After serving faithfully in the People’s Army for several years, Kim was promoted to the rank of Colonel and chosen to command a group of North Korean nuclear technicians and guided missile engineers who were to be dispatched to Pakistan in a DPRK cooperative effort with the Pakistani government. Pakistan needed raw uranium that was available in abundance and at cheap prices from the mines of North Korea for their enrichment centrifuges and, in turn, the DPRK needed the nuclear enrichment technology that the government of Pakistan had purchased at substantial cost, and with the help of unethical stealth from the German Metallurgist, Doctor A.Q. Khan, who was considered the father of the Pakistani nuclear weapons program. Thus a
devilish partnership was born between the two countries.
Over the years the DPRK and Pakistani partnership, primarily under the direction of Colonel Kim, prospered, producing mutually beneficial results for both of the parties. Pakistan was able to supplement its domestic supply of uranium with ore from the mines of North Korea. The supply was plentiful, the transport by sea freighter was simple and inexpensive, therefore making it preferable to purchase this commodity from their North Korean partners than to invade their native supply, an important resource the Pakistanis wanted to husband for a rainy day. In return, the Koreans gained valuable technical knowledge from the Pakistanis that enabled them to fast track their own nuclear enrichment plant, and were even able to trade for highly enriched uranium itself that they used to create their first crude nuclear bomb which they detonated in a test in 2006.
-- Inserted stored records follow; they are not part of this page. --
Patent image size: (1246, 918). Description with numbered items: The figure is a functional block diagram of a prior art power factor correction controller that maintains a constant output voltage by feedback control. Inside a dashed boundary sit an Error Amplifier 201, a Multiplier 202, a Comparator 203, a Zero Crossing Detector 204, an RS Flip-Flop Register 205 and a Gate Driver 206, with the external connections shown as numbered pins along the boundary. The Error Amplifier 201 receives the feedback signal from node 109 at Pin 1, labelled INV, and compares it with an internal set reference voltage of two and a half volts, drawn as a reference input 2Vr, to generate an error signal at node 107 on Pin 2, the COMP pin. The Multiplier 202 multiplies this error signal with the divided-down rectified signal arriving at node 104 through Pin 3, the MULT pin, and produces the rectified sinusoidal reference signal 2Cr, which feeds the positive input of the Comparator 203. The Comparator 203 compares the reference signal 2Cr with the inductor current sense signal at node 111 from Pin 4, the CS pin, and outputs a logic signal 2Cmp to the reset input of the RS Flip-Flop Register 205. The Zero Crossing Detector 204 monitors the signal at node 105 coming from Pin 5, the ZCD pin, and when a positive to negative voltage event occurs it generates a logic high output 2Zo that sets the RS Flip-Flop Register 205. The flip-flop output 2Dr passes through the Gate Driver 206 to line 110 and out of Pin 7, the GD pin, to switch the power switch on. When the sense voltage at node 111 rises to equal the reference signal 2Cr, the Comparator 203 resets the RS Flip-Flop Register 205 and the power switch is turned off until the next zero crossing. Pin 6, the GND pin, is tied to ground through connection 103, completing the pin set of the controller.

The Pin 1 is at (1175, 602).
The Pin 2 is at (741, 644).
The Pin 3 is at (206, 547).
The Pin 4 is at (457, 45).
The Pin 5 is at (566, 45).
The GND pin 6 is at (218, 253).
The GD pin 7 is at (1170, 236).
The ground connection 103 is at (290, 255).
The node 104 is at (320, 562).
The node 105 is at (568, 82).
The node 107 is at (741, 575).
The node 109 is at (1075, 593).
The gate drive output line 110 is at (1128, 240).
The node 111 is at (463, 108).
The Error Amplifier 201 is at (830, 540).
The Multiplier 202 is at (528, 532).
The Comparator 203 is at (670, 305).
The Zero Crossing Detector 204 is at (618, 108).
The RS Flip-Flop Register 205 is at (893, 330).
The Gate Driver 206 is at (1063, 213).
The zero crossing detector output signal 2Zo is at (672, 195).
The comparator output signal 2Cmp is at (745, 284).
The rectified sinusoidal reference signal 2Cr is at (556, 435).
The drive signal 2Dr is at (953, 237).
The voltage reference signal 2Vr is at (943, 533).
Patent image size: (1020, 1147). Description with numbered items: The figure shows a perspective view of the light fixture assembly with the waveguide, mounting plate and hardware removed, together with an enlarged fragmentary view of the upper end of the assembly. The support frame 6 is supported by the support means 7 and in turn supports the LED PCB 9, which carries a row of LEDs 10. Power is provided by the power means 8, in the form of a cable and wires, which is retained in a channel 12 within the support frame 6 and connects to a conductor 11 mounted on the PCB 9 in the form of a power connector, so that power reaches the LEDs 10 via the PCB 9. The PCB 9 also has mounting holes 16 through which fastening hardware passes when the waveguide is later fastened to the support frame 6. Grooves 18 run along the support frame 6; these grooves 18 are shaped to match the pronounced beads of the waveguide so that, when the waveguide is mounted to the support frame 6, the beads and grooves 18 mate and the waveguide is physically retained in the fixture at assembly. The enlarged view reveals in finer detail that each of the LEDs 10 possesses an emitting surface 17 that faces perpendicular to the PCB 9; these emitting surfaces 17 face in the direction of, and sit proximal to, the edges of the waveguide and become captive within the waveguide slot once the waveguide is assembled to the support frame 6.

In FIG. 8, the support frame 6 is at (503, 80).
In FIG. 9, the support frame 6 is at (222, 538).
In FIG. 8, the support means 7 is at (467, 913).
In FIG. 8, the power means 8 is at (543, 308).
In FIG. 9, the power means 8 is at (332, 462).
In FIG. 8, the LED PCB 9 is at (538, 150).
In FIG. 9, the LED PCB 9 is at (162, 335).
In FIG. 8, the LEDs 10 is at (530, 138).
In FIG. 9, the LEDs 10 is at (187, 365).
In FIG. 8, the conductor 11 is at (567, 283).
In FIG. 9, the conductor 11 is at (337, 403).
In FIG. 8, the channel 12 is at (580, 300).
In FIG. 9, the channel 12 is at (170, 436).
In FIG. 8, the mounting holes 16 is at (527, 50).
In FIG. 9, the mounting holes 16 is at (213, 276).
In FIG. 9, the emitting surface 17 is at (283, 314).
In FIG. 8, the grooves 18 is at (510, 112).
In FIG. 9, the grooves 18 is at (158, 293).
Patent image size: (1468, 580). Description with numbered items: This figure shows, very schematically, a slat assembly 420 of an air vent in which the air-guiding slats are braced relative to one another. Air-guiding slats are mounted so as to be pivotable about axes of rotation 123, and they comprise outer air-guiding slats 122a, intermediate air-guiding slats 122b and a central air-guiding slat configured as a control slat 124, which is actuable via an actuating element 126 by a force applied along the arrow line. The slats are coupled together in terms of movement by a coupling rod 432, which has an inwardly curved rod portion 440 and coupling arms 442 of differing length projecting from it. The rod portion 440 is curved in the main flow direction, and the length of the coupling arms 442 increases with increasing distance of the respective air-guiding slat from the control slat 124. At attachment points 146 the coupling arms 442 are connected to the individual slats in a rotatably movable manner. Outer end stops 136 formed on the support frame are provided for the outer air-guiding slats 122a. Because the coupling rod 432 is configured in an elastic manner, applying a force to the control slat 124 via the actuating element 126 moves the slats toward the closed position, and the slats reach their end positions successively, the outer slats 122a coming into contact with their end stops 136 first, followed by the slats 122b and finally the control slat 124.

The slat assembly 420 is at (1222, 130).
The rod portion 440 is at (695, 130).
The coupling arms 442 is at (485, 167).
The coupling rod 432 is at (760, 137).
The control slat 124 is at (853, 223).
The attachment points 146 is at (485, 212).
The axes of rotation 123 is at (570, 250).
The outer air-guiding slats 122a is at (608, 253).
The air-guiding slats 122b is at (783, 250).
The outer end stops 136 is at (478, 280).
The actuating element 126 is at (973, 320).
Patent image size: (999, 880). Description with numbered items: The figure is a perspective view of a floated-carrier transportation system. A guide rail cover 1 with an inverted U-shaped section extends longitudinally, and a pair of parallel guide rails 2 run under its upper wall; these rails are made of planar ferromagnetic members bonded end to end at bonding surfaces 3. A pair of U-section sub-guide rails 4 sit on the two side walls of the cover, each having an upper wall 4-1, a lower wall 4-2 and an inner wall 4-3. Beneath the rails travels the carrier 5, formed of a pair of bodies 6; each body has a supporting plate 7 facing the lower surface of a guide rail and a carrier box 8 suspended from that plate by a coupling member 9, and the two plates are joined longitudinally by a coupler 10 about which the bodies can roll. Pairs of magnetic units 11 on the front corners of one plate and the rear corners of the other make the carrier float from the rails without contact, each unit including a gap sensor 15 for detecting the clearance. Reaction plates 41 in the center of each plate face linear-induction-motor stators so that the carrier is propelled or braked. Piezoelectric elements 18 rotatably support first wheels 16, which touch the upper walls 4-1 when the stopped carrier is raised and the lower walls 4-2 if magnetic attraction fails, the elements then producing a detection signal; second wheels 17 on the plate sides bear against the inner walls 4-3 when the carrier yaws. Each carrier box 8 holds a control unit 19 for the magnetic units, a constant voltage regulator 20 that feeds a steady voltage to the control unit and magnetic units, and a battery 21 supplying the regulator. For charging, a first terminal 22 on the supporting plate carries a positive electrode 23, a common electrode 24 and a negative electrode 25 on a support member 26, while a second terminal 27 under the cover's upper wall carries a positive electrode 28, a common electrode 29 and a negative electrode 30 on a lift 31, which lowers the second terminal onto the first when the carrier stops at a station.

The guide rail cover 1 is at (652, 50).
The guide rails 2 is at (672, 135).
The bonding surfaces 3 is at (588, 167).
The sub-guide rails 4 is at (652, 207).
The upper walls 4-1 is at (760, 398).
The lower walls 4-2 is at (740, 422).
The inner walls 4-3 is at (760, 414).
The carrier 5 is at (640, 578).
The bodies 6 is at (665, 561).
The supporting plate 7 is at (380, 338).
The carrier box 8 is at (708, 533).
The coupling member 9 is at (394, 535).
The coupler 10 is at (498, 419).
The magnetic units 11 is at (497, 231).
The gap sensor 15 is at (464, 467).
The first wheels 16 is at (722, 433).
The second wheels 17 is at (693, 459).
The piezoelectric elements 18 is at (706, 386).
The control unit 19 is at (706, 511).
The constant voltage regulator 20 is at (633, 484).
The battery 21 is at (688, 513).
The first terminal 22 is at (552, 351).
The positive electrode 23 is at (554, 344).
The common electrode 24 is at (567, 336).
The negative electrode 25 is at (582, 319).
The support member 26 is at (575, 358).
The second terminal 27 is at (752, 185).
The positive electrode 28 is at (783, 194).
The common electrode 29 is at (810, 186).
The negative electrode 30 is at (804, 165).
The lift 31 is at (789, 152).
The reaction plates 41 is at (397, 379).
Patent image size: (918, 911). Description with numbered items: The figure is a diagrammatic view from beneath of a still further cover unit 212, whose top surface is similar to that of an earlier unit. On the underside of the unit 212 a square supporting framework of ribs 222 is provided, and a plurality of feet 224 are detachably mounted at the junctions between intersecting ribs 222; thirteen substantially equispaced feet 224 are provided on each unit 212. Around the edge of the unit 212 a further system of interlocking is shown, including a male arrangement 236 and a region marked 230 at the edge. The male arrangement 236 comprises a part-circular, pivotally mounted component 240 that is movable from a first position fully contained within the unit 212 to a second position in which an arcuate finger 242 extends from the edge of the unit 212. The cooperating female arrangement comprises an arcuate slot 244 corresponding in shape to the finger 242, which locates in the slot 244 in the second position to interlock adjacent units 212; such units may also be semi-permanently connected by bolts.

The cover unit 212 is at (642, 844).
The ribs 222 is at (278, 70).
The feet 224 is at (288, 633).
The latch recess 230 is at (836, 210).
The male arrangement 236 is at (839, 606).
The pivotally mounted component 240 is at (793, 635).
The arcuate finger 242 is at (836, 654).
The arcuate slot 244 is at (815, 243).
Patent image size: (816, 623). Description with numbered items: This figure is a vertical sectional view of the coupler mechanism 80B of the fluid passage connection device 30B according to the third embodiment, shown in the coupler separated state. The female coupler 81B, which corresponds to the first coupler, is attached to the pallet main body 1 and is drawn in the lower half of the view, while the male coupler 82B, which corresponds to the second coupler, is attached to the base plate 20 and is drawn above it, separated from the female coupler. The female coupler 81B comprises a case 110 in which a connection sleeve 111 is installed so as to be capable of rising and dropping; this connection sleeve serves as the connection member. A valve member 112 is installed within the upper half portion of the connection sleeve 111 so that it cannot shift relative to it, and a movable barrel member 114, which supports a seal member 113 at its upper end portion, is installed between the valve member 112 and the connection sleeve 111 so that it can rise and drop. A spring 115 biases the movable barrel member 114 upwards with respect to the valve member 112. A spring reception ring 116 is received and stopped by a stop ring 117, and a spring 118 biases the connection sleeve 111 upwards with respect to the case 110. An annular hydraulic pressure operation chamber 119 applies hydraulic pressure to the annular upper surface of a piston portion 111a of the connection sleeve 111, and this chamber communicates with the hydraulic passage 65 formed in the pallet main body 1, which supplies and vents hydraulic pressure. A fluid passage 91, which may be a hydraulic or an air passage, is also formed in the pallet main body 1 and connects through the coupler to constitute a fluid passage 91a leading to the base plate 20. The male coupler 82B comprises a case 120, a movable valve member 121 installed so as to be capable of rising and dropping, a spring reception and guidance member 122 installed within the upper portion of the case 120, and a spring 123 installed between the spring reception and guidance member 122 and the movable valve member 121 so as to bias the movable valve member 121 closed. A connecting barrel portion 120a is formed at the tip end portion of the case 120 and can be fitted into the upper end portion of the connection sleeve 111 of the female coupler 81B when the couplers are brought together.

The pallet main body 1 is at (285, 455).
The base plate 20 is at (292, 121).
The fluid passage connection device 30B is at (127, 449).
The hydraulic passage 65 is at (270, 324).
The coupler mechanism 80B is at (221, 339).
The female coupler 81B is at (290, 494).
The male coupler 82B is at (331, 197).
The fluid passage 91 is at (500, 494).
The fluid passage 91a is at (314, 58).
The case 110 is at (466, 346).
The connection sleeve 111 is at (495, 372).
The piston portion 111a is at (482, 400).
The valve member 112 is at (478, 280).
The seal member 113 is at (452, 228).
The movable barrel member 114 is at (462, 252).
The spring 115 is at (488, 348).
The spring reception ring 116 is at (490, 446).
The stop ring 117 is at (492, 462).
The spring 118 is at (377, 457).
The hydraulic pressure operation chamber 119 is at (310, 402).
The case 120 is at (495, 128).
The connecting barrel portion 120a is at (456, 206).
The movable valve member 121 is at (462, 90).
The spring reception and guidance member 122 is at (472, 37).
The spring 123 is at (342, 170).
Colonel Kim’s efforts pleased the Chong leadership. He was rewarded with more pay and permission to travel freely between the DPRK and Pakistan in the conduct of his work. The link with the Pakistanis was the essential element in the maturation of the DPRK nuclear program, and Colonel Kim was the vital conduit between the two parties. Colonel Kim Dong-sun soon learned that his leadership of the North Korean technical team and diplomatic skill were the glue that held the partnership together. He was granted extraordinary latitude by both partners to ensure its continued success.
With great freedom of movement and action within Pakistan, and occasionally to other Islamic countries, including one of North Korea’s only other allies, the Islamic Republic of Iran, unimpeded and unquestioned by his possession of a Diplomatic Passport, and untethered by a lack of direct supervision by his army commanders or the People’s Ministry of Security, Colonel Kim was the rarest of North Korea’s international envoys. He could do virtually anything he wanted within well-calculated reason.
But like all men, Colonel Kim was a victim of human frailty. His wealth of power within the Pakistani strategic military hierarchy and unusual freedom of movement within that country had exposed in him the basest of human flaws, greed.